Le quick de "The Quick and the Dead", est, certes, un mot vieux-saxon sans connotation linguistique avec l'adjectif exprimant la rapidité. Mais il n'est jamais interdit de jouer avec les mots et la vitesse, sujet d'un essai d'Oliver Sacks originellement paru dans le New Yorker et repris dans le catalogue, est l'un des thèmes clé de l'exposition : comment l'exprimer, la fixer, ou, au contraire, l'étirer ou la suspendre, comme dans Organ2/ASLSP de Cage – autre grande figure de l'art conceptuel –, dont l'exécution entreprise à Halberstadt en 2000 ne prendra fin qu'en 2640. (Un hommage aléatoire est rendu à Cage dans le jardin de sculptures du musée par un Carillon de Pierre Huyghe.) Dans son film Untitled (Lohma), Michael Sailstorfer, benjamin de l'exposition – il est né en 1979 – nous montre un entrepôt sur le point d'exploser, mais fixé dans la demi-seconde précédant l'explosion proprement dite, perpétuellement retardée et remise, de sorte que nous avons sous les yeux cette structure métallique qui se gonfle et se dégonfle comme sous l'effet du vent : s'il y a quelque chose de détruit, ce n'est pas, comme dans la réalité, l'entrepôt, c'est l'effet même de réel. Dans l'installation qu'il a conçue à l'occasion de l'exposition, Zeit is keine Autobahn, Minneapolis, le même Sailstorfer nous montre une roue de voiture actionnée par un moteur et tournant à grande allure contre un mur, tandis que le pneu s'use en pure perte, à la fois image de la vitesse et sa négation.

Qui dit vitesse dit temps, et l'art conceptuel est fréquemment une interrogation sur le temps : de la photographie réalisée en 1961 par Shomei Tomatsu de la montre trouvée à Nagasaki, arrêtée à jamais à 11h02 en août 1945, aux "peintures du jour" réalisées quotidiennement depuis 1966 par son compatriote On Kawara ; du Yellow Movie 2/28/73 de Tony Conrad, qui fixe sur une unique image papier, à la fois pellicule et écran, un film invisible de plusieurs heures, à l'Autobiographie (1970) de James Lee Byars, où l'artiste ne fait qu'une apparition minuscule et fugace ; des time capsules de Stephen Kaltenbach (à n'ouvrir qu'à une certaine date, voire après sa mort) au Timekeeper de Huyghe, minuscule excavation des différentes couches de peinture accumulées sur le mur du musée.

Le performance art ne saurait être absent de ce panorama.
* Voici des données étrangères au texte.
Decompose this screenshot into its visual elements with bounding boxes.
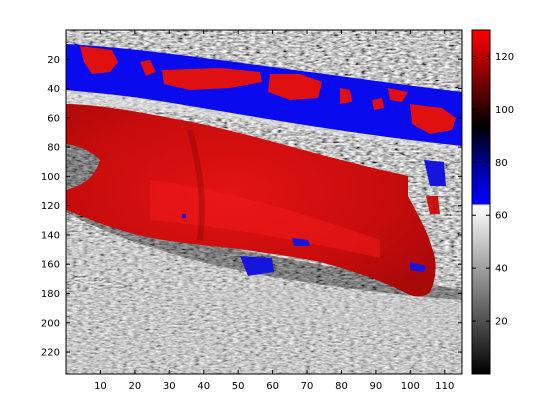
colorbar-tick-label: 120 — [495, 52, 514, 63]
colorbar-tick-label: 60 — [495, 211, 508, 222]
colorbar: 20 40 60 80 100 120 — [471, 29, 514, 375]
x-tick-label: 100 — [401, 381, 420, 392]
colorbar-tick-label: 20 — [495, 317, 508, 328]
colorbar-tick-label: 80 — [495, 158, 508, 169]
y-tick-label: 80 — [47, 143, 60, 154]
y-tick-label: 220 — [41, 348, 60, 359]
x-tick-label: 110 — [435, 381, 454, 392]
image-axes-box — [65, 29, 463, 375]
ultrasound-image — [66, 30, 462, 374]
x-tick-label: 80 — [335, 381, 348, 392]
x-tick-label: 70 — [301, 381, 314, 392]
blue-flow-region — [66, 44, 462, 146]
colorbar-ticks: 20 40 60 80 100 120 — [472, 52, 514, 328]
x-tick-label: 30 — [163, 381, 176, 392]
x-tick-label: 50 — [232, 381, 245, 392]
red-flow-speckles — [80, 46, 456, 134]
y-tick-label: 60 — [47, 113, 60, 124]
y-tick-label: 160 — [41, 260, 60, 271]
colorbar-tick-label: 40 — [495, 264, 508, 275]
x-tick-label: 40 — [197, 381, 210, 392]
y-tick-label: 100 — [41, 172, 60, 183]
colorbar-tick-label: 100 — [495, 105, 514, 116]
y-tick-label: 140 — [41, 230, 60, 241]
y-axis: 20 40 60 80 100 120 140 160 180 200 220 — [41, 55, 462, 359]
x-tick-label: 20 — [129, 381, 142, 392]
y-tick-label: 20 — [47, 55, 60, 66]
x-axis: 10 20 30 40 50 60 70 80 90 100 110 — [94, 30, 454, 392]
x-tick-label: 60 — [266, 381, 279, 392]
y-tick-label: 120 — [41, 201, 60, 212]
x-tick-label: 10 — [94, 381, 107, 392]
y-tick-label: 40 — [47, 84, 60, 95]
colorbar-gradient — [472, 30, 490, 374]
bright-tissue-band-upper — [66, 88, 462, 152]
x-tick-label: 90 — [370, 381, 383, 392]
y-tick-label: 180 — [41, 289, 60, 300]
blue-flow-specks — [182, 160, 446, 276]
y-tick-label: 200 — [41, 318, 60, 329]
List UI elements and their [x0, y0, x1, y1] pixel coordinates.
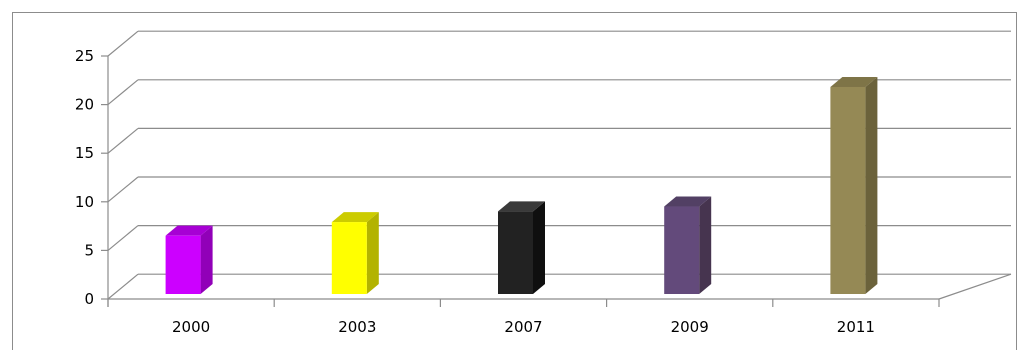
gridline-diagonal	[107, 127, 139, 154]
gridline-diagonal	[107, 225, 139, 251]
y-tick-label: 20	[75, 96, 94, 114]
grid-layer	[101, 30, 1012, 307]
bar-side-face	[699, 196, 712, 294]
gridline-diagonal	[107, 79, 139, 106]
bar[interactable]	[331, 212, 379, 294]
bar-front-face	[830, 86, 866, 295]
bar[interactable]	[830, 76, 878, 295]
x-tick-label: 2003	[338, 318, 376, 336]
bar-front-face	[331, 222, 367, 294]
bar-side-face	[865, 76, 878, 294]
y-tick-label: 0	[84, 290, 94, 308]
y-tick-label: 5	[84, 241, 94, 259]
bar-front-face	[165, 235, 201, 294]
y-tick-label: 25	[75, 47, 94, 65]
x-tick-label: 2011	[837, 318, 875, 336]
bar[interactable]	[165, 225, 213, 294]
bar-top-face	[165, 225, 213, 236]
bar-side-face	[366, 212, 379, 294]
bar[interactable]	[664, 196, 712, 294]
gridline-diagonal	[107, 176, 139, 203]
x-tick-label: 2000	[172, 318, 210, 336]
bar-side-face	[200, 225, 213, 294]
chart-frame: 0 5 10 15 20 25 2000 2003 2007 2009 2011	[12, 12, 1017, 350]
y-tick-label: 15	[75, 144, 94, 162]
bar[interactable]	[498, 201, 545, 294]
y-tick-label: 10	[75, 193, 94, 211]
x-tick-label: 2007	[504, 318, 542, 336]
bar-chart: 0 5 10 15 20 25 2000 2003 2007 2009 2011	[75, 30, 1012, 336]
bar-side-face	[533, 201, 545, 294]
bar-front-face	[664, 206, 700, 294]
bar-top-face	[830, 76, 878, 87]
gridline-diagonal	[107, 30, 139, 57]
gridline-diagonal	[107, 273, 139, 300]
bar-layer	[165, 76, 878, 295]
x-tick-label: 2009	[671, 318, 709, 336]
bar-top-face	[331, 212, 379, 223]
floor-right-edge	[938, 273, 1012, 300]
bar-top-face	[498, 201, 545, 212]
bar-front-face	[498, 211, 533, 294]
bar-top-face	[664, 196, 712, 207]
label-layer: 0 5 10 15 20 25 2000 2003 2007 2009 2011	[75, 47, 875, 336]
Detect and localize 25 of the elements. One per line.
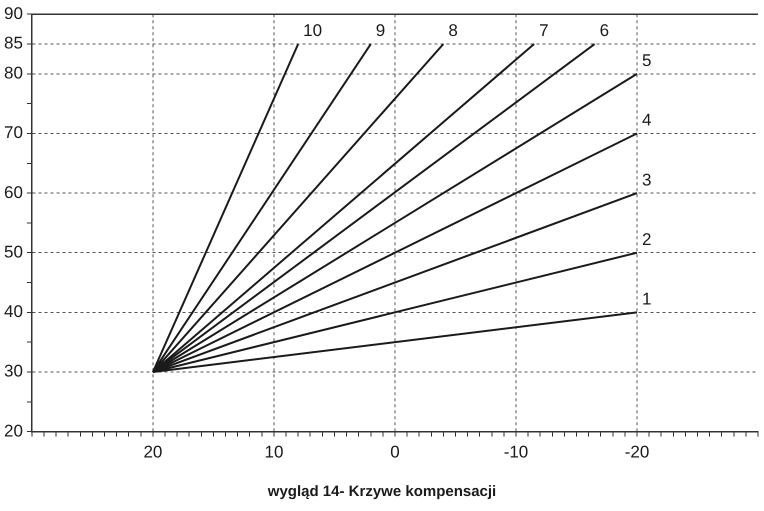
series-label: 7 — [539, 21, 549, 40]
y-tick-label: 30 — [4, 362, 23, 381]
series-label: 10 — [303, 21, 322, 40]
series-label: 1 — [642, 290, 652, 309]
y-tick-label: 80 — [4, 64, 23, 83]
series-label: 3 — [642, 170, 652, 190]
y-tick-label: 60 — [4, 182, 23, 202]
series-label: 2 — [642, 230, 652, 249]
y-tick-label: 90 — [4, 4, 23, 23]
x-tick-label: 10 — [264, 442, 284, 462]
y-tick-label: 20 — [4, 421, 23, 440]
y-tick-label: 50 — [4, 242, 23, 262]
series-label: 9 — [376, 21, 386, 40]
x-tick-label: -10 — [504, 442, 528, 462]
y-tick-label: 40 — [4, 302, 23, 322]
y-tick-label: 70 — [4, 123, 23, 142]
x-tick-label: 20 — [143, 442, 162, 462]
x-tick-label: 0 — [390, 442, 400, 462]
series-label: 8 — [448, 21, 458, 40]
y-tick-label: 85 — [4, 34, 23, 53]
series-label: 6 — [600, 21, 610, 40]
text: wygląd 14- Krzywe kompensacji — [266, 483, 496, 500]
series-label: 4 — [642, 110, 652, 130]
series-label: 5 — [642, 51, 652, 70]
x-tick-label: -20 — [624, 442, 650, 462]
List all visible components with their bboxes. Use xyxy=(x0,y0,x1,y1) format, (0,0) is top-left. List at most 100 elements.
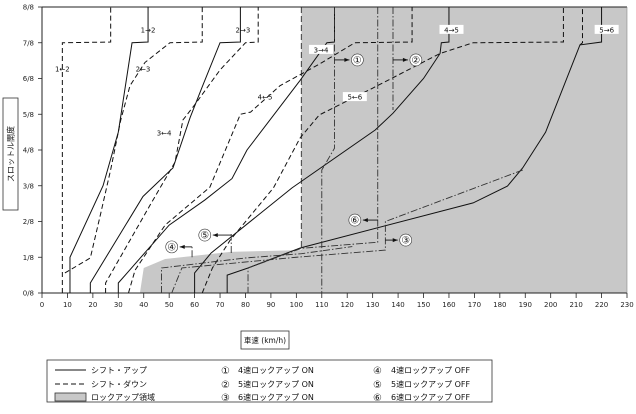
legend: シフト・アップ シフト・ダウン ロックアップ領域 ① 4速ロックアップ ON ②… xyxy=(46,359,493,404)
y-tick-label: 8/8 xyxy=(23,4,34,12)
lockup-marker-circle xyxy=(409,53,423,67)
shift-label-bg xyxy=(439,24,464,34)
lockup-marker-circle xyxy=(348,213,362,227)
lockup-marker-label: ③ xyxy=(401,236,410,247)
series-line-14 xyxy=(247,7,379,293)
x-tick-label: 40 xyxy=(139,301,148,309)
y-tick-label: 0/8 xyxy=(23,290,34,298)
legend-label-4: 4速ロックアップ OFF xyxy=(391,366,471,375)
y-tick-label: 1/8 xyxy=(23,254,34,262)
x-tick-label: 140 xyxy=(391,301,404,309)
y-tick-label: 3/8 xyxy=(23,182,34,190)
legend-label-1: 4速ロックアップ ON xyxy=(238,366,314,375)
lockup-marker-circle xyxy=(165,240,179,254)
x-tick-label: 10 xyxy=(63,301,72,309)
legend-mark-2: ② xyxy=(221,380,230,391)
shift-label: 4←5 xyxy=(258,94,273,102)
series-line-4 xyxy=(105,7,259,293)
series-line-8 xyxy=(201,7,564,294)
legend-lockup-swatch xyxy=(54,392,87,402)
x-tick-label: 190 xyxy=(519,301,532,309)
legend-mark-6: ⑥ xyxy=(373,393,382,404)
y-tick-label: 2/8 xyxy=(23,218,34,226)
lockup-marker-label: ② xyxy=(411,55,420,66)
shift-label: 4→5 xyxy=(444,26,459,34)
legend-mark-4: ④ xyxy=(373,366,382,377)
legend-mark-3: ③ xyxy=(221,393,230,404)
y-axis-label-box: スロットル開度 xyxy=(2,97,19,211)
legend-label-5: 5速ロックアップ OFF xyxy=(391,380,471,389)
arrowhead-icon xyxy=(362,218,368,223)
arrowhead-icon xyxy=(179,244,185,249)
series-line-0 xyxy=(69,7,149,293)
x-tick-label: 210 xyxy=(569,301,582,309)
lockup-marker-circle xyxy=(351,53,364,67)
x-tick-label: 160 xyxy=(442,301,455,309)
series-line-11 xyxy=(321,7,335,293)
series-line-10 xyxy=(579,7,583,46)
legend-label-2: 5速ロックアップ ON xyxy=(238,380,314,389)
lockup-marker-circle xyxy=(198,228,212,242)
x-tick-label: 0 xyxy=(40,301,44,309)
lockup-marker-label: ④ xyxy=(167,242,176,253)
plot-area xyxy=(139,7,627,293)
legend-mark-5: ⑤ xyxy=(373,380,382,391)
x-tick-label: 20 xyxy=(88,301,97,309)
x-tick-label: 90 xyxy=(266,301,275,309)
arrowhead-icon xyxy=(392,238,398,243)
x-tick-label: 180 xyxy=(493,301,506,309)
legend-label-6: 6速ロックアップ OFF xyxy=(391,393,471,402)
x-axis-label-box: 車速 (km/h) xyxy=(240,330,290,350)
lockup-marker-label: ⑥ xyxy=(350,216,359,227)
x-axis-label: 車速 (km/h) xyxy=(244,335,286,345)
shift-label: 2→3 xyxy=(236,26,251,34)
lockup-region xyxy=(139,7,627,293)
y-tick-label: 4/8 xyxy=(23,147,34,155)
x-tick-label: 220 xyxy=(595,301,608,309)
y-axis-label: スロットル開度 xyxy=(6,126,16,182)
x-tick-label: 170 xyxy=(468,301,481,309)
x-tick-label: 200 xyxy=(544,301,557,309)
x-tick-label: 60 xyxy=(190,301,199,309)
series-line-1 xyxy=(61,7,112,293)
series-line-13 xyxy=(171,169,523,294)
series-line-5 xyxy=(117,7,335,293)
x-tick-label: 100 xyxy=(290,301,303,309)
legend-lockup-area: ロックアップ領域 xyxy=(91,392,155,402)
y-tick-label: 5/8 xyxy=(23,111,34,119)
series-line-9 xyxy=(226,7,603,293)
series-line-3 xyxy=(89,7,241,293)
lockup-marker-label: ⑤ xyxy=(200,231,209,242)
series-line-6 xyxy=(127,7,413,294)
x-tick-label: 110 xyxy=(315,301,328,309)
chart-marks: 1→2 1←2 2→3 2←3 3→4 3←4 4→5 4←5 5→6 5←6 ① ② ③ ④ ⑤ ⑥ xyxy=(55,7,619,294)
shift-label: 3←4 xyxy=(157,129,172,137)
lockup-marker-label: ① xyxy=(353,55,362,66)
shift-label-bg xyxy=(342,92,367,102)
shift-label-bg xyxy=(594,24,619,34)
shift-label: 2←3 xyxy=(136,65,151,73)
x-tick-label: 130 xyxy=(366,301,379,309)
y-tick-label: 6/8 xyxy=(23,75,34,83)
x-tick-label: 120 xyxy=(341,301,354,309)
shift-label: 1→2 xyxy=(141,26,156,34)
x-tick-label: 230 xyxy=(620,301,633,309)
shift-label: 5→6 xyxy=(599,26,614,34)
arrowhead-icon xyxy=(402,57,408,62)
y-tick-label: 7/8 xyxy=(23,39,34,47)
x-tick-label: 30 xyxy=(114,301,123,309)
x-tick-label: 50 xyxy=(165,301,174,309)
series-line-15 xyxy=(161,246,353,293)
shift-label: 5←6 xyxy=(347,94,362,102)
legend-label-3: 6速ロックアップ ON xyxy=(238,393,314,402)
legend-shift-up: シフト・アップ xyxy=(91,366,147,375)
legend-shift-down: シフト・ダウン xyxy=(91,379,147,389)
x-tick-label: 70 xyxy=(216,301,225,309)
shift-label: 3→4 xyxy=(314,46,329,54)
x-tick-label: 150 xyxy=(417,301,430,309)
shift-label: 1←2 xyxy=(55,65,70,73)
arrowhead-icon xyxy=(344,57,350,62)
shift-label-bg xyxy=(309,44,334,54)
x-tick-label: 80 xyxy=(241,301,250,309)
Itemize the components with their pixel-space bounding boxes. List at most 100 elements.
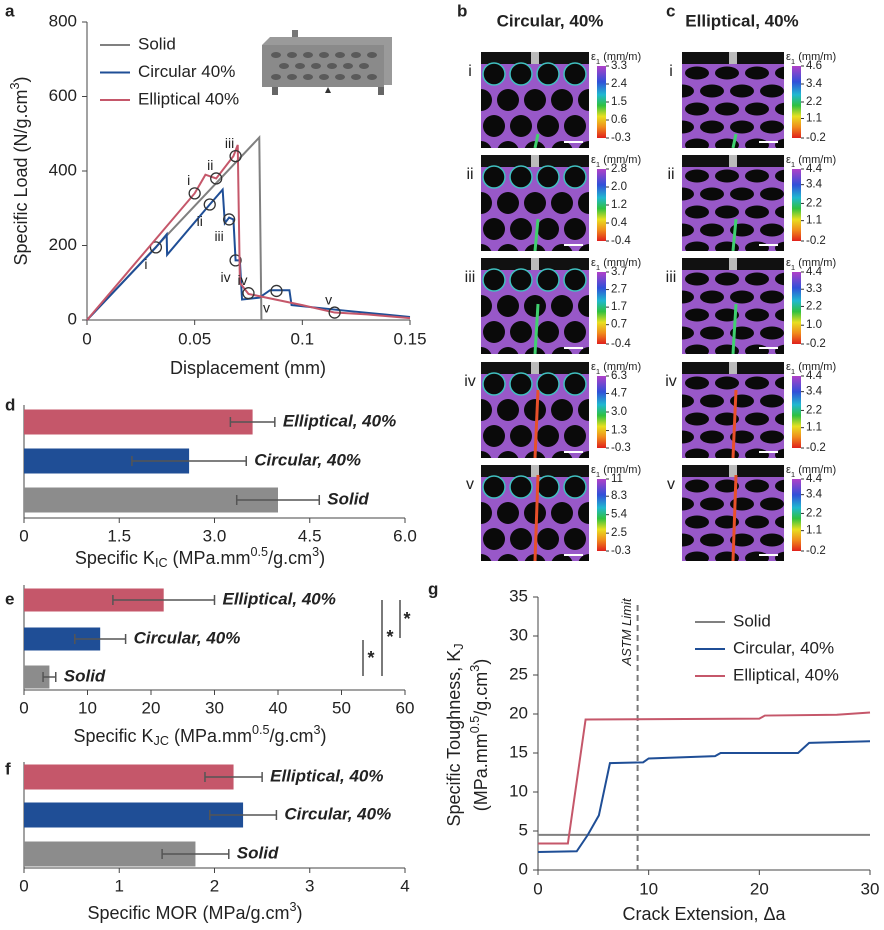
hole (715, 102, 739, 116)
hole (537, 528, 559, 550)
y-tick-label: 30 (509, 625, 528, 644)
hole (524, 502, 546, 524)
indenter (531, 258, 539, 270)
label-part: 0.5 (251, 545, 269, 559)
indenter (531, 155, 539, 167)
label-part: /g.cm (471, 672, 491, 716)
colorbar (792, 376, 801, 448)
hole (536, 268, 560, 292)
panel-title: Circular, 40% (497, 11, 604, 30)
label-part: (mm/m) (795, 51, 836, 63)
hole (685, 376, 709, 390)
hole (682, 430, 694, 444)
indenter (531, 52, 539, 64)
x-tick-label: 30 (861, 879, 880, 898)
marker-point (242, 287, 255, 300)
label-part: ) (321, 726, 327, 746)
x-axis-label: Specific KIC (MPa.mm0.5/g.cm3) (75, 545, 325, 570)
category-label: Solid (327, 489, 369, 508)
colorbar-tick-label: -0.2 (806, 132, 826, 144)
error-bar (229, 417, 276, 427)
label-part: 0.5 (252, 723, 270, 737)
hole (760, 533, 784, 547)
marker-point (149, 241, 163, 254)
label-part: ) (297, 903, 303, 923)
bar (24, 627, 101, 651)
hole (481, 399, 492, 421)
label-part: ) (471, 659, 491, 665)
hole (715, 412, 739, 426)
y-tick-label: 20 (509, 703, 528, 722)
marker-label: iv (237, 272, 247, 288)
label-part: 3 (468, 665, 482, 672)
hole (578, 89, 589, 111)
label-part: JC (154, 734, 169, 748)
series-line (538, 711, 871, 845)
colorbar-label: ε1 (mm/m) (786, 154, 836, 169)
hole (745, 205, 769, 219)
hole (775, 272, 784, 286)
colorbar-tick-label: 2.2 (806, 96, 822, 108)
y-tick-label: 800 (49, 11, 77, 30)
label-part: (mm/m) (600, 257, 641, 269)
colorbar-tick-label: -0.3 (611, 545, 631, 557)
y-tick-label: 400 (49, 160, 77, 179)
marker-point (210, 172, 223, 185)
label-part: J (452, 643, 466, 649)
hole (775, 344, 784, 354)
colorbar-label: ε1 (mm/m) (591, 51, 641, 66)
hole (482, 268, 506, 292)
hole (760, 394, 784, 408)
colorbar-tick-label: 3.3 (806, 283, 822, 295)
error-bar (42, 672, 57, 682)
marker-label: iii (225, 135, 234, 151)
label-part: ε (786, 51, 791, 63)
colorbar-tick-label: 6.3 (611, 370, 627, 382)
hole (483, 115, 505, 137)
label-part: 1 (596, 470, 600, 479)
colorbar-tick-label: 4.4 (806, 370, 823, 382)
hole (775, 308, 784, 322)
y-axis-label: (MPa.mm0.5/g.cm3) (468, 659, 490, 812)
colorbar-tick-label: 1.1 (806, 215, 822, 227)
colorbar-tick-label: -0.2 (806, 338, 826, 350)
hole (509, 268, 533, 292)
colorbar-tick-label: 0.6 (611, 114, 627, 126)
hole (685, 412, 709, 426)
hole (775, 102, 784, 116)
strain-image (481, 52, 589, 148)
hole (715, 344, 739, 354)
colorbar-tick-label: -0.3 (611, 442, 631, 454)
hole (715, 272, 739, 286)
crack (731, 303, 738, 354)
row-label: iv (665, 373, 677, 390)
hole (483, 528, 505, 550)
x-axis-label: Specific KJC (MPa.mm0.5/g.cm3) (74, 723, 327, 748)
marker-label: iii (214, 228, 223, 244)
hole (551, 399, 573, 421)
colorbar-tick-label: 11 (611, 473, 623, 485)
hole (760, 430, 784, 444)
marker-point (203, 198, 216, 211)
marker-label: i (144, 256, 147, 272)
row-label: iv (464, 373, 476, 390)
hole (715, 551, 739, 561)
legend-label: Solid (733, 611, 771, 630)
hole (715, 448, 739, 458)
colorbar (792, 479, 801, 551)
hole (483, 321, 505, 343)
hole (551, 295, 573, 317)
x-tick-label: 20 (142, 698, 161, 717)
colorbar-tick-label: 2.2 (806, 507, 822, 519)
panel-letter: e (5, 589, 14, 608)
x-tick-label: 0 (19, 526, 28, 545)
strain-image (682, 258, 784, 354)
hole (551, 89, 573, 111)
legend-label: Solid (138, 34, 176, 53)
category-label: Circular, 40% (134, 628, 241, 647)
marker-label: iv (221, 269, 231, 285)
hole (564, 528, 586, 550)
label-part: ε (591, 257, 596, 269)
hole (578, 451, 589, 458)
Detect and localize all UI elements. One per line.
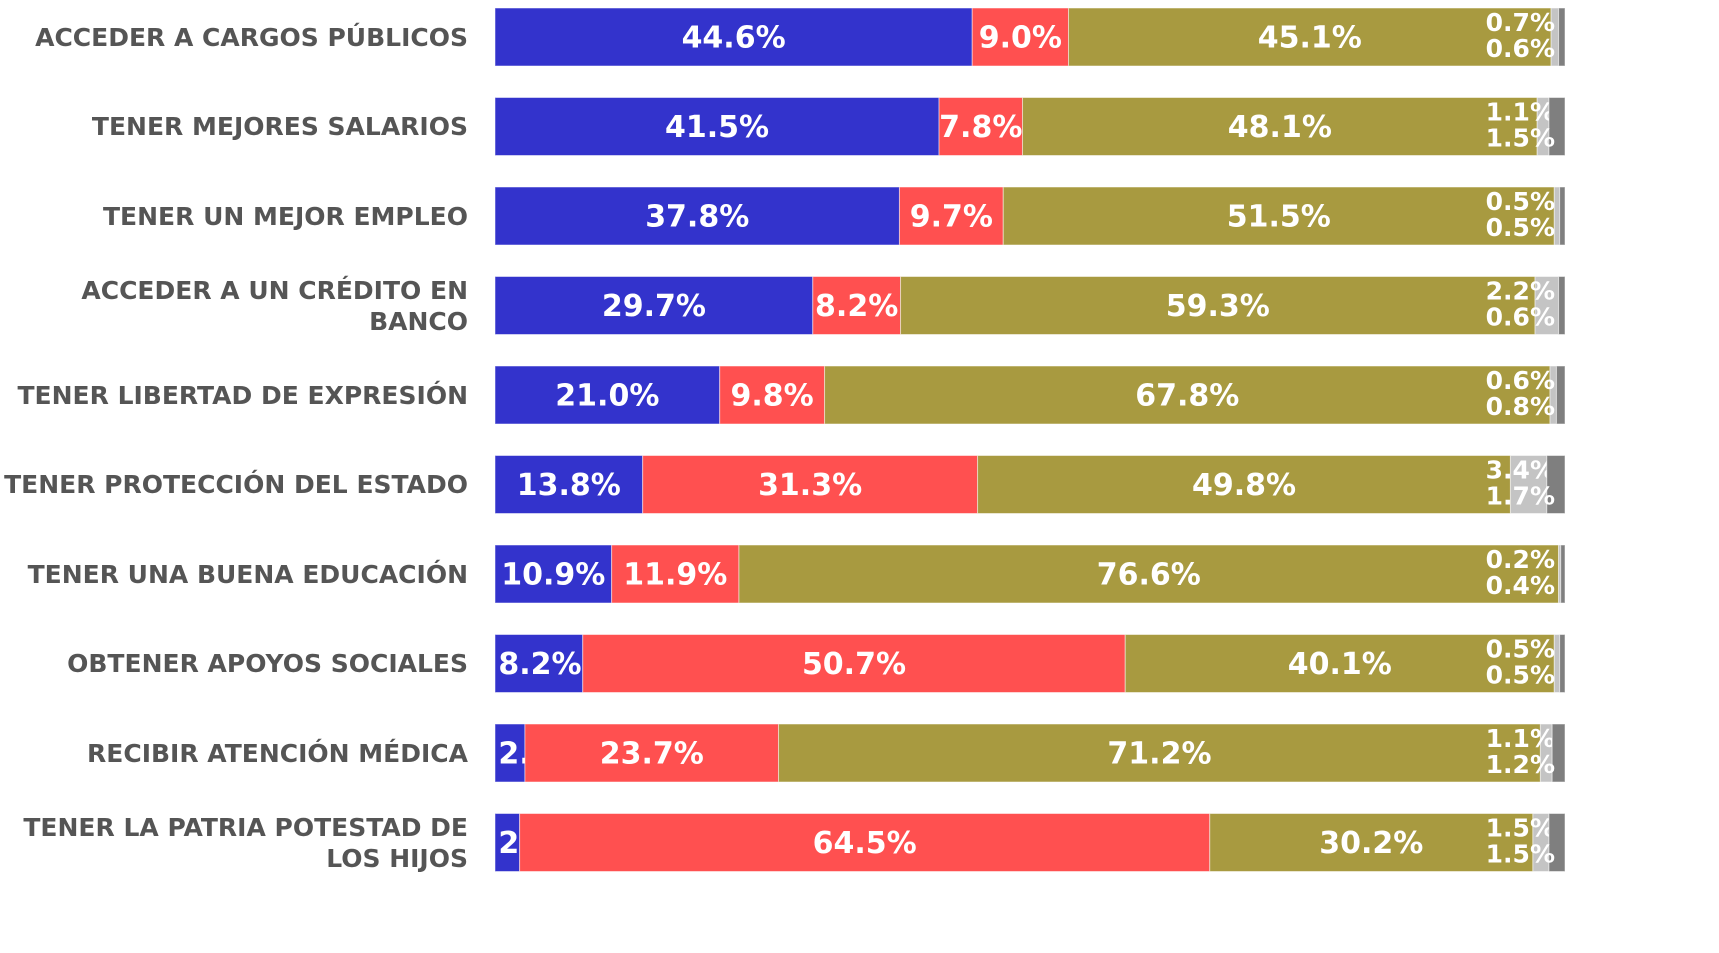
value-label: 30.2%: [1319, 826, 1423, 861]
bar-segment: [494, 544, 613, 604]
bar-segment: [582, 634, 1126, 693]
value-label: 10.9%: [501, 558, 605, 593]
bar-segment: [1509, 455, 1548, 514]
value-label: 0.6%: [1486, 34, 1555, 63]
value-label: 9.8%: [731, 379, 814, 414]
bar-segment: [1068, 7, 1552, 67]
bar-segment: [1558, 7, 1566, 67]
value-label: 76.6%: [1097, 558, 1201, 593]
value-label: 0.5%: [1486, 213, 1555, 242]
value-label: 2.2%: [1486, 277, 1555, 306]
bar-segment: [812, 276, 902, 335]
value-label: 1.1%: [1486, 98, 1555, 127]
bar-segment: [1124, 634, 1555, 693]
bar-segment: [519, 813, 1211, 872]
value-label: 7.8%: [939, 110, 1022, 145]
value-label: 64.5%: [813, 826, 917, 861]
category-label: OBTENER APOYOS SOCIALES: [67, 649, 468, 678]
value-label: 0.8%: [1486, 392, 1555, 421]
bar-segment: [738, 544, 1560, 604]
value-label: 45.1%: [1258, 21, 1362, 56]
value-label: 23.7%: [600, 737, 704, 772]
value-label: 0.4%: [1486, 571, 1555, 600]
value-label: 21.0%: [555, 379, 659, 414]
value-label: 37.8%: [645, 200, 749, 235]
category-label: TENER LIBERTAD DE EXPRESIÓN: [17, 380, 468, 410]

Dans le coin d'une des galeries, un corps de femme, recroquevillé, exécute le Body as a Sphere de Bruce Nauman. À ce corps vivant, incongru dans l'espace muséal, font écho d'autres corps dispersés dans l'exposition : le petit chien inerte de Maurizio Cattelan ; le cheval de la vidéo de Steve McQueen, figé dans un champ où c'est l'herbe qui palpite dans la brise ; la chouette de Jason Dodge, embaumée avec une tourmaline et un rubis ; les ongles, cheveux et morceaux de peau d'Adrian Piper, préservés dans des jarres en attendant leur transfert posthume au MoMA; la copie grandeur nature réalisée par Kris Martin de son propre crâne, en bronze recouvert d'argent. Ou bien, dans un autre ordre, l'étroit Corridor de Nauman, au bout duquel le visiteur qui s'avance se voit graduellement disparaître sur un écran de télévision

Ces confrontations inattendues, qui nous font osciller entre la vie et la mort, déstabilisent la perception confortable de l'art que le musée est traditionnellement supposé offrir. Cet effet de déstabilisation, qui est au cœur de l'art conceptuel, le rapproche de l'entreprise surréaliste. Une confrontation d'un autre type n'est pas moins étonnante dans l'exposition : c'est la présence, avec deux dessins et une huile sur toile, d'une artiste comme Catherine Murphy (née en 1946) qu'on associerait de prime abord à la peinture néo-réaliste ou hyperréaliste. Elles montrent un trou circulaire dans la neige, rempli de terre et de feuilles mortes ; un tronc d'arbre pourri coupé en deux ; et, vision plus étonnante encore, l'ombre que dessine un lampadaire sur un mur. Ces descriptions sommaires ne rendent compte en rien de l'effet d'étrangeté que produisent ces images troublantes, qui par excès de réalité atteignent le niveau de la plus grande abstraction. Ce n'est pas l'un des moindres mérites de cette exposition riche et passionnante que de nous montrer que la démarche de l'art conceptuel n'est pas si éloignée de l'art tout court.